Question finale : avez-vous un conseil personnel à donner à la personne responsable de la cybersécurité dans une entreprise, du point de vue de l'assurance ?

Benno Leuenberger :

  • Les solutions d'assurance actuellement disponibles sur le marché ne couvrent à chaque fois qu'une partie du large spectre des cyberrisques. C'est pourquoi une analyse individuelle minutieuse des besoins est essentielle.
  • En raison de l'hétérogénéité des concepts de couverture et des conditions d'assurance, il existe un risque considérable de lacunes de couverture et d'assurances multiples. Il est donc recommandé de procéder à une analyse comparative de différents produits en tenant compte de la couverture d'assurance existante.

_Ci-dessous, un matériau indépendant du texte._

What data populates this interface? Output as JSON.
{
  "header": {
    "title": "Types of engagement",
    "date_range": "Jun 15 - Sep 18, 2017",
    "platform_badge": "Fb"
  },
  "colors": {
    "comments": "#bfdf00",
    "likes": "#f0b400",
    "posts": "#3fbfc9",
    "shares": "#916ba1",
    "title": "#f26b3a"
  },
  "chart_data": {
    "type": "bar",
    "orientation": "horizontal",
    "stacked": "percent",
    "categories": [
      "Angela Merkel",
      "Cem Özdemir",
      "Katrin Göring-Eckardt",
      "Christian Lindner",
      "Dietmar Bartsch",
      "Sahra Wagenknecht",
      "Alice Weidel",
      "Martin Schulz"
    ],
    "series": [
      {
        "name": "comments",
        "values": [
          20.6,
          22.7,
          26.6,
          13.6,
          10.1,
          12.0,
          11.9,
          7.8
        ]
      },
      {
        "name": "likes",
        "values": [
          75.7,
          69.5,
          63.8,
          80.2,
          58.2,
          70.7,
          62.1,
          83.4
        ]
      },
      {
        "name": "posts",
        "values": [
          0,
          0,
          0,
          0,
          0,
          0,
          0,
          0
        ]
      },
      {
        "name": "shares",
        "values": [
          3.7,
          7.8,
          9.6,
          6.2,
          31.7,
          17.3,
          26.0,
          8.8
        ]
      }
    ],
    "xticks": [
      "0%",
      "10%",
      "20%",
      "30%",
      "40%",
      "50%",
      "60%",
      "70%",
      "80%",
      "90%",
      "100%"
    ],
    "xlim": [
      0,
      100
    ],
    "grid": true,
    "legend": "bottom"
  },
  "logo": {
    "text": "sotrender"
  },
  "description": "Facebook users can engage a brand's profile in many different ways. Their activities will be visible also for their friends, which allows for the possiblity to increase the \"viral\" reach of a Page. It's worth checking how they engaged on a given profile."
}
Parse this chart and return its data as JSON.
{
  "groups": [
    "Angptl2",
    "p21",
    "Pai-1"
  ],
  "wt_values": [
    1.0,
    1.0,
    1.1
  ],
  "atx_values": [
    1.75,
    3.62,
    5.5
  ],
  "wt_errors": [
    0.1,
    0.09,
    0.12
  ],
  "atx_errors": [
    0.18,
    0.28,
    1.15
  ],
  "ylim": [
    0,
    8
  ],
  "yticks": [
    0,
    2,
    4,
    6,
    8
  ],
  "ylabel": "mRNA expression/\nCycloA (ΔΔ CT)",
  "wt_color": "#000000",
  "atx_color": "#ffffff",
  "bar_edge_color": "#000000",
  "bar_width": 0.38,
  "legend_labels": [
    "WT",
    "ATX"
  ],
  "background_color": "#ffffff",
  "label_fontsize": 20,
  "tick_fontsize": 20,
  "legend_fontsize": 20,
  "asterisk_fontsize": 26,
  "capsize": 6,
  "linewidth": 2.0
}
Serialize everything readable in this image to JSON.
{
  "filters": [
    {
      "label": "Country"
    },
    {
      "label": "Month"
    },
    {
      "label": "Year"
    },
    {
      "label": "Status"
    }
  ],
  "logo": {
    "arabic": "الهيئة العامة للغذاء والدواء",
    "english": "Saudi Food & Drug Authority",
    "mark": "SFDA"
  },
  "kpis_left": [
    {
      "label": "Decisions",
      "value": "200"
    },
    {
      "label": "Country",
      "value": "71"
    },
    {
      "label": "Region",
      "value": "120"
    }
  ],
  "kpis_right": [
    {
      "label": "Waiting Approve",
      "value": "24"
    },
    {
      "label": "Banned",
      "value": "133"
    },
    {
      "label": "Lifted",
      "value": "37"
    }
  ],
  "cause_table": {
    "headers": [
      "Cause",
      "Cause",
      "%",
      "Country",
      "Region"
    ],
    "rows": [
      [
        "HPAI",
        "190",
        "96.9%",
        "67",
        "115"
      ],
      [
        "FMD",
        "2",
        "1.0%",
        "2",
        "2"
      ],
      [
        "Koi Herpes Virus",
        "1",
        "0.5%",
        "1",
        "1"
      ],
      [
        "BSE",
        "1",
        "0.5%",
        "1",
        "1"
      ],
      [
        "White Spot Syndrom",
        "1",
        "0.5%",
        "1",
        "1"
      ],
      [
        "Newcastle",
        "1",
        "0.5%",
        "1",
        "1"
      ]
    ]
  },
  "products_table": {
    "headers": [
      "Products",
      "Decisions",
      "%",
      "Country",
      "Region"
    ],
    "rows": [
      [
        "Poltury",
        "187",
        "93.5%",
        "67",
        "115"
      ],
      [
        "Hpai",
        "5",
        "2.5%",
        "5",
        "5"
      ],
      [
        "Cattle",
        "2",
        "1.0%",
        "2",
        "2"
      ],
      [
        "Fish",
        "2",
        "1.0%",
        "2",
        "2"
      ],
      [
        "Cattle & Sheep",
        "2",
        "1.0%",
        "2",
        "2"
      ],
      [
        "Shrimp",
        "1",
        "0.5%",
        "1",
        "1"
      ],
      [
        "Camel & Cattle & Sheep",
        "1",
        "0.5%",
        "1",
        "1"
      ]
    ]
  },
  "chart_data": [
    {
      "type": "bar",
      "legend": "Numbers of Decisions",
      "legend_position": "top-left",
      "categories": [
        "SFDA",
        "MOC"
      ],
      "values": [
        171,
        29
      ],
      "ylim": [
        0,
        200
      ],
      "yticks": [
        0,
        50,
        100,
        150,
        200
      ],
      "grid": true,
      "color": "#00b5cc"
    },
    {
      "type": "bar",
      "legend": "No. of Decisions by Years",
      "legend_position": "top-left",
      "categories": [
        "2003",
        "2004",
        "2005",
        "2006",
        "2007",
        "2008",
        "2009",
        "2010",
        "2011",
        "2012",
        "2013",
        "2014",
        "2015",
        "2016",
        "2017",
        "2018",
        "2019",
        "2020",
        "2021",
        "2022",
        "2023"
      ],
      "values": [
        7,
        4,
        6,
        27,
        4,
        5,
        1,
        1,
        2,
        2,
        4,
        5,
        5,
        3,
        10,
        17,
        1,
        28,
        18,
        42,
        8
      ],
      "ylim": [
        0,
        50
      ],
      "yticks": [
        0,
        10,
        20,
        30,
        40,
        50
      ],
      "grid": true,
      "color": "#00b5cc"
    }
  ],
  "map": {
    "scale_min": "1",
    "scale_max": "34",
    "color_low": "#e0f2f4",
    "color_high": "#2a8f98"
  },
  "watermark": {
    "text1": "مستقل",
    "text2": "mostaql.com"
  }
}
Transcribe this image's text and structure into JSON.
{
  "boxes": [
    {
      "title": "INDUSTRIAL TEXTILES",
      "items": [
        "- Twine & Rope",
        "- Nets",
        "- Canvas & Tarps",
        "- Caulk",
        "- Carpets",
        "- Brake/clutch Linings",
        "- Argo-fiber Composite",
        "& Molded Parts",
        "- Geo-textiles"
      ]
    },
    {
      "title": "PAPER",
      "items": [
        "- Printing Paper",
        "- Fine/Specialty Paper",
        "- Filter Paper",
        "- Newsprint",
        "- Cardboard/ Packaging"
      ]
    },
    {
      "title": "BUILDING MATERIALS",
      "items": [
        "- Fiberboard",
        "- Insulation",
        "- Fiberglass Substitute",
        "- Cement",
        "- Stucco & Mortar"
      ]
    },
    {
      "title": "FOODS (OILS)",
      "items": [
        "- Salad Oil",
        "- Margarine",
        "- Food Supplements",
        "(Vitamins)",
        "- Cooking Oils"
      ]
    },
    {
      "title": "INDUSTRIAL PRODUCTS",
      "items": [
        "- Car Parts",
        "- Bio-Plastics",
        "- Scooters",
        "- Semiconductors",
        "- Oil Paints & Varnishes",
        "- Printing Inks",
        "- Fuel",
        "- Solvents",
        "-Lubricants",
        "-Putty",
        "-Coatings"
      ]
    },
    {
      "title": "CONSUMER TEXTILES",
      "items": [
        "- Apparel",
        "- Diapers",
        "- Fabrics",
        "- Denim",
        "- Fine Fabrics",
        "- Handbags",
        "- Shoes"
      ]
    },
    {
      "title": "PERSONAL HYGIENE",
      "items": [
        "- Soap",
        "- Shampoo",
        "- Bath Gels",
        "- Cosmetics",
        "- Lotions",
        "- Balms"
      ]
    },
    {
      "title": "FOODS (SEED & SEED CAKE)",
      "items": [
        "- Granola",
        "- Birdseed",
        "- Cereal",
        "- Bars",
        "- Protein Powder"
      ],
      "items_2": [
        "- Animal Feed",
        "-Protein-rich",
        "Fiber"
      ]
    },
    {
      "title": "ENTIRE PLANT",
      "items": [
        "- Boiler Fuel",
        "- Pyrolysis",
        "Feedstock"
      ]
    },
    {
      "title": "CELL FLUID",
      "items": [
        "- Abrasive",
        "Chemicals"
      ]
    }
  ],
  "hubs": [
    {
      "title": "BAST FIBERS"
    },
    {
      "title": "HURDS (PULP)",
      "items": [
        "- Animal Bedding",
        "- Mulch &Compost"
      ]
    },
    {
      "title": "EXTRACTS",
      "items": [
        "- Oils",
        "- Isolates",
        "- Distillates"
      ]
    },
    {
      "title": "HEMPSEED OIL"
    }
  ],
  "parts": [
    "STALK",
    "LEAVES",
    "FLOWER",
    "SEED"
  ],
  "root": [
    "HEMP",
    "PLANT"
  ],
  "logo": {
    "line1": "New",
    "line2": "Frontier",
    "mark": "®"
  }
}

  • Des restrictions importantes de la couverture d'assurance peuvent également résulter d'obligations contractuelles de comportement de l'assuré ou de clauses dites de dommages en série.
  • Il convient d'accorder une attention particulière à la prise en compte des risques résultant de la mise en réseau de systèmes informatiques dans le cadre de solutions d'externalisation et d'autres coopérations avec d'autres entreprises basées sur la division du travail.
  • Une atteinte à la réputation ne peut pas être compensée par de l'argent. Chaque entreprise devrait se préparer à une attaque réussie et mettre en place des mesures de protection adéquates.